NASCAR has made great strides in recent seasons to ensure the safety of its drivers. The sanctioning body’s new Sprint Cup Series car is a quantum leap forward in terms of safety, with a larger driver’s compartment and impact absorbing door foam among the most obvious improvements. Major advances in seat technology have further safeguarded the athletes, as have the HANS and Hutchens devices. Speedways hosting events in NASCAR top three national series have all installed SAFER barriers on their outside retaining walls, providing an impact absorbing surface where before there was immovable concrete and steel.
NASCAR Sprint Cup Series teams are not allowed to “pick and choose” when it comes to safety. Their cars are constructed according to a strict series of safety guidelines, with seats, helmets, firesuits and other driver safety apparel also checked by NASCAR on a regular basis. HANS devices are mandatory, not recommended.
Unfortunately, NASCAR has not always held its host speedways to the same high standard. While all tracks in the Sprint Cup, Nationwide and Camping World Truck Series have installed SAFER barriers on their outside walls, a few -– Pocono Raceway among them -– have lagged behind when it comes to protecting drivers from inside wall contact.
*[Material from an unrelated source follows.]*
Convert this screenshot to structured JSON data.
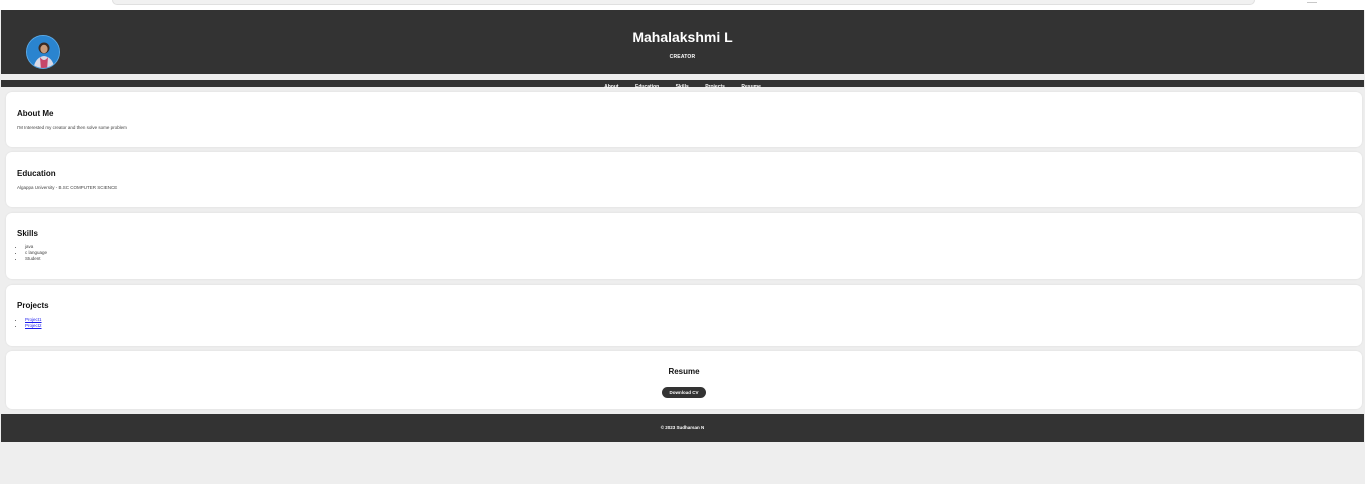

Elliott Sadler’s horrifying crash Sunday provided graphic proof that there is room for improvement.
"I'm a little sore from where the belts grabbed me,” said Sadler in the aftermath of a crash that saw him hurdle head-on into an immovable steel ARMCO barrier (backed with tons of earth) at over 160 mph. The impact tore the engine from his US Air Force Ford and demolished the car from the firewall forward. “It knocked the breath out of me pretty good,” said Sadler, who has been upside-down twice at Talladega in recent seasons. “It's definitely the hardest hit I've ever had in a race car.”
Drivers have long been critical of the grassy runoff areas and ARMCO barriers lining the inside of Pocono’s backstretch. As far back as 2001, drivers decried the dangerous conditions there, after drivers Steve Park and Dale Earnhardt, Jr., rode out a savage encounter with the antiquated Pocono steel. “He slammed into that damn guard rail,” said crewchief Todd Parrott after Sadler’s crash. “But the car obviously did its job. I just walked out of the infield care center with a guy that four or five years ago wouldn’t have lived through the wreck. Elliott is a very lucky man from everything I can see.”
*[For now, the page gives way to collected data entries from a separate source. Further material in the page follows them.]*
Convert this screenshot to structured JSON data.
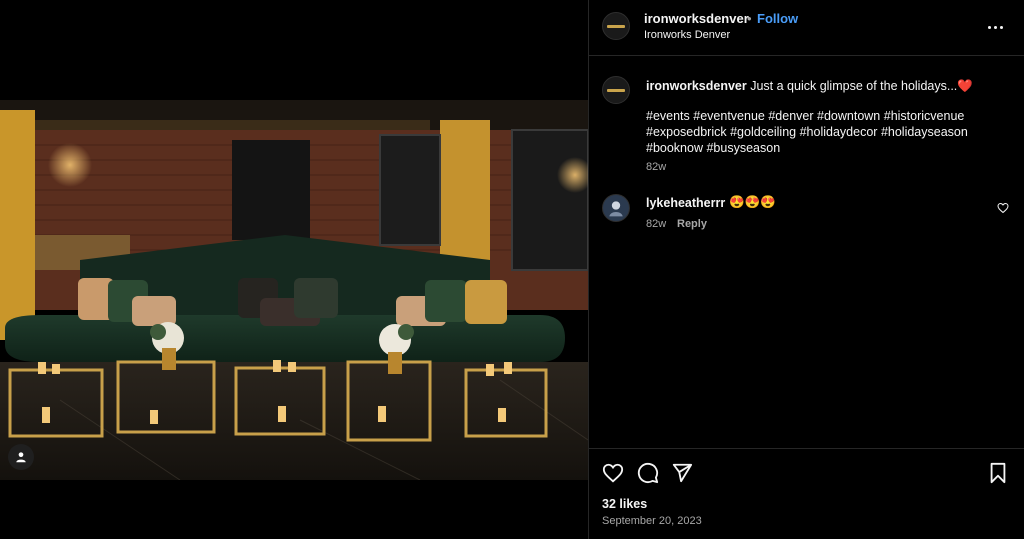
{
  "header": {
    "username": "ironworksdenver",
    "separator": "•",
    "follow_label": "Follow",
    "location": "Ironworks Denver",
    "more_icon": "more-horizontal-icon"
  },
  "caption": {
    "username": "ironworksdenver",
    "text": "Just a quick glimpse of the holidays...❤️",
    "hashtags": [
      "#events",
      "#eventvenue",
      "#denver",
      "#downtown",
      "#historicvenue",
      "#exposedbrick",
      "#goldceiling",
      "#holidaydecor",
      "#holidayseason",
      "#booknow",
      "#busyseason"
    ],
    "time": "82w"
  },
  "comment": {
    "username": "lykeheatherrr",
    "text": "😍😍😍",
    "time": "82w",
    "reply_label": "Reply"
  },
  "footer": {
    "likes": "32 likes",
    "date": "September 20, 2023"
  },
  "icons": {
    "like": "heart-icon",
    "comment": "comment-bubble-icon",
    "share": "paper-plane-icon",
    "save": "bookmark-icon",
    "tag": "user-tag-icon"
  },
  "colors": {
    "background": "#000000",
    "text": "#f5f5f5",
    "secondary": "#a8a8a8",
    "follow_blue": "#4a9df8",
    "divider": "#262626"
  }
}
Last month, Pocono president Brandon Igdalsky announced plans to add inside SAFER barriers at the track in time for the 2011 season. “We’re making the changes,” said Igdalsky. “We announced in June we were making the changes, and that’s all there is to it. We know it’s something that’s outdated and we’re stepping up and making the changes like we need to do.”
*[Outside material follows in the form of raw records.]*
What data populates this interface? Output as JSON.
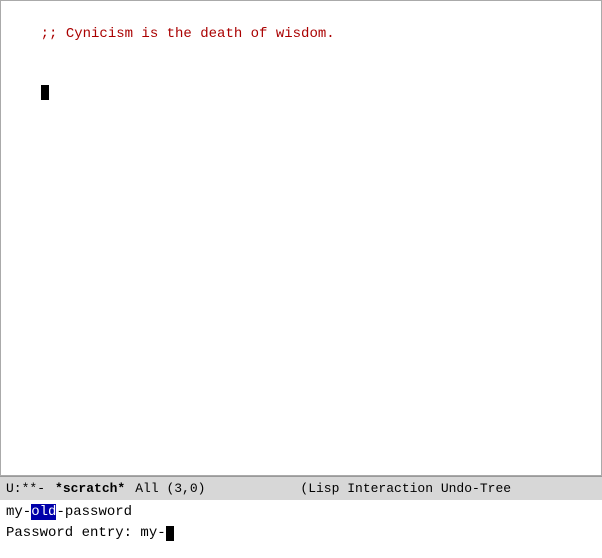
{
  "editor": {
    "line1": ";; Cynicism is the death of wisdom.",
    "line2_cursor": "",
    "background": "#ffffff",
    "foreground": "#000000"
  },
  "modeline": {
    "status": "U:**-",
    "buffername": "*scratch*",
    "position": "All (3,0)",
    "mode": "(Lisp Interaction Undo-Tree"
  },
  "minibuffer": {
    "line1_before_highlight": "my-",
    "line1_highlight": "old",
    "line1_after_highlight": "-password",
    "line2_label": "Password entry: my-"
  }
}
Unfortunately, Pocono is not the only track with room for improvement. Talladega, Daytona, Las Vegas and many other Sprint Cup Series venues still afford drivers an opportunity to hit immovable concrete walls at high speed. Perhaps it’s time for that situation to change.
Elliott Sadler’s crash proved just how far NASCAR has come in terms of safety. It also showed that there is still some work to do.